• nihayet hazırmış, nur topu gibi bir kitabı olmuş. http://www.serdarkaya.com/endoktrinasyon/
  • yarınki taraf'ta tuğba tekerek'in kendisiyle yaptığı söyleşi okunabilecek yazar.*

    aynı zamanda ekşi sözlük yazarı.*

    ve söyleşinin girizgâhından öğrendiğimize göre yakında taraf'ta da yazmaya başlayacak.

    bir de benim için şöyle sürpriz bir yanı var bu arkadaşın: kendisinin geçen yıllarda fark edip didik didik ettiğim bir sitenin yazarı olduğunu hatırlamadan, ekşi sözlük yazarı olduğunu hiç bilmeden, sırf ilgi alanıma giren bir konuda olduğu için geçen ay kitabını almıştım. kitap masanın kenarında okunma sırasını beklerken burada yazarıyla yazışmışım haberim yokmuş.

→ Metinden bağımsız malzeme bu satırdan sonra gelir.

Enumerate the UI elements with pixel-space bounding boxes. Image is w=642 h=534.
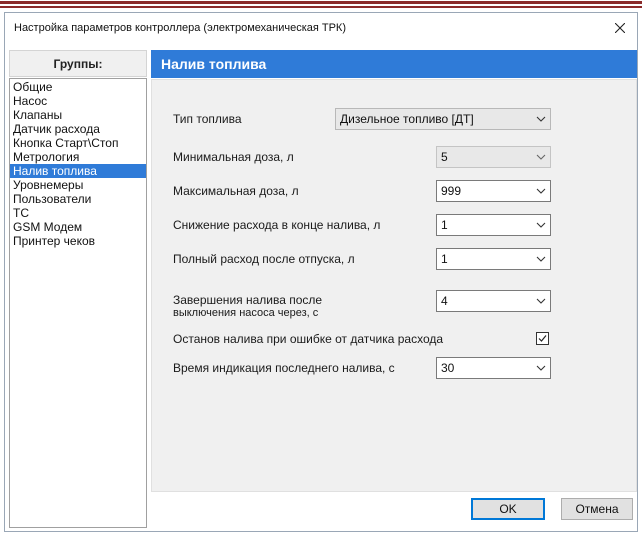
last-fill-time-label: Время индикация последнего налива, с xyxy=(173,361,395,375)
chevron-down-icon xyxy=(536,188,546,194)
flow-reduction-value: 1 xyxy=(441,218,448,232)
chevron-down-icon xyxy=(536,365,546,371)
last-fill-time-value: 30 xyxy=(441,361,455,375)
chevron-down-icon xyxy=(536,298,546,304)
groups-header-label: Группы: xyxy=(53,57,103,71)
group-item-flow-sensor[interactable]: Датчик расхода xyxy=(10,122,146,136)
full-flow-label: Полный расход после отпуска, л xyxy=(173,252,355,266)
close-icon xyxy=(615,23,625,33)
window-title: Настройка параметров контроллера (электр… xyxy=(14,22,347,34)
top-decor-stripes xyxy=(0,0,642,11)
checkmark-icon xyxy=(538,335,547,342)
settings-dialog: Настройка параметров контроллера (электр… xyxy=(4,12,638,532)
title-bar: Настройка параметров контроллера (электр… xyxy=(5,13,637,43)
full-flow-value: 1 xyxy=(441,252,448,266)
chevron-down-icon xyxy=(536,116,546,122)
min-dose-select[interactable]: 5 xyxy=(436,146,551,168)
groups-list[interactable]: Общие Насос Клапаны Датчик расхода Кнопк… xyxy=(9,78,147,528)
group-item-metrology[interactable]: Метрология xyxy=(10,150,146,164)
stop-on-error-label: Останов налива при ошибке от датчика рас… xyxy=(173,332,444,346)
group-item-fuel-dispensing[interactable]: Налив топлива xyxy=(10,164,146,178)
group-item-level-gauges[interactable]: Уровнемеры xyxy=(10,178,146,192)
dialog-footer: OK Отмена xyxy=(151,493,637,531)
finish-delay-select[interactable]: 4 xyxy=(436,290,551,312)
group-item-valves[interactable]: Клапаны xyxy=(10,108,146,122)
fuel-type-value: Дизельное топливо [ДТ] xyxy=(340,112,474,126)
finish-delay-value: 4 xyxy=(441,294,448,308)
fuel-type-select[interactable]: Дизельное топливо [ДТ] xyxy=(335,108,551,130)
top-stripe xyxy=(0,6,642,8)
flow-reduction-select[interactable]: 1 xyxy=(436,214,551,236)
group-item-ts[interactable]: ТС xyxy=(10,206,146,220)
max-dose-label: Максимальная доза, л xyxy=(173,184,299,198)
panel-title: Налив топлива xyxy=(161,56,267,72)
finish-delay-label-line2: выключения насоса через, с xyxy=(173,307,319,319)
chevron-down-icon xyxy=(536,256,546,262)
group-item-start-stop-button[interactable]: Кнопка Старт\Стоп xyxy=(10,136,146,150)
group-item-gsm-modem[interactable]: GSM Модем xyxy=(10,220,146,234)
min-dose-label: Минимальная доза, л xyxy=(173,150,294,164)
chevron-down-icon xyxy=(536,154,546,160)
fuel-settings-panel: Тип топлива Дизельное топливо [ДТ] Миним… xyxy=(151,79,637,492)
group-item-general[interactable]: Общие xyxy=(10,80,146,94)
ok-button[interactable]: OK xyxy=(471,498,545,520)
chevron-down-icon xyxy=(536,222,546,228)
flow-reduction-label: Снижение расхода в конце налива, л xyxy=(173,218,381,232)
cancel-button[interactable]: Отмена xyxy=(561,498,633,520)
min-dose-value: 5 xyxy=(441,150,448,164)
last-fill-time-select[interactable]: 30 xyxy=(436,357,551,379)
stop-on-error-checkbox[interactable] xyxy=(536,332,549,345)
groups-header: Группы: xyxy=(9,50,147,77)
group-item-users[interactable]: Пользователи xyxy=(10,192,146,206)
top-stripe xyxy=(0,1,642,4)
fuel-type-label: Тип топлива xyxy=(173,112,242,126)
full-flow-select[interactable]: 1 xyxy=(436,248,551,270)
group-item-receipt-printer[interactable]: Принтер чеков xyxy=(10,234,146,248)
close-button[interactable] xyxy=(607,15,633,41)
panel-header: Налив топлива xyxy=(151,50,637,78)
finish-delay-label-line1: Завершения налива после xyxy=(173,293,323,307)
max-dose-select[interactable]: 999 xyxy=(436,180,551,202)
group-item-pump[interactable]: Насос xyxy=(10,94,146,108)
max-dose-value: 999 xyxy=(441,184,462,198)
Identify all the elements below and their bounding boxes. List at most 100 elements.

    yok yahu sanal alem zannedildiği kadar büyük değil.
  • aydın mı yoksa ılımlı islamcı mı olduğunu kestiremediğim araştırmacı* yazar.
    ironi yoksa eğer link1 link2

    yazılarından test için kullandığım turnusol kağıtlarından sadece din turnusol kağıdında net sonuç alamadım.
    nedeni din/tanrı eleştirisini sağlam temellere oturtmak için islamiyetle fazla ilgilenmesi de olabilir.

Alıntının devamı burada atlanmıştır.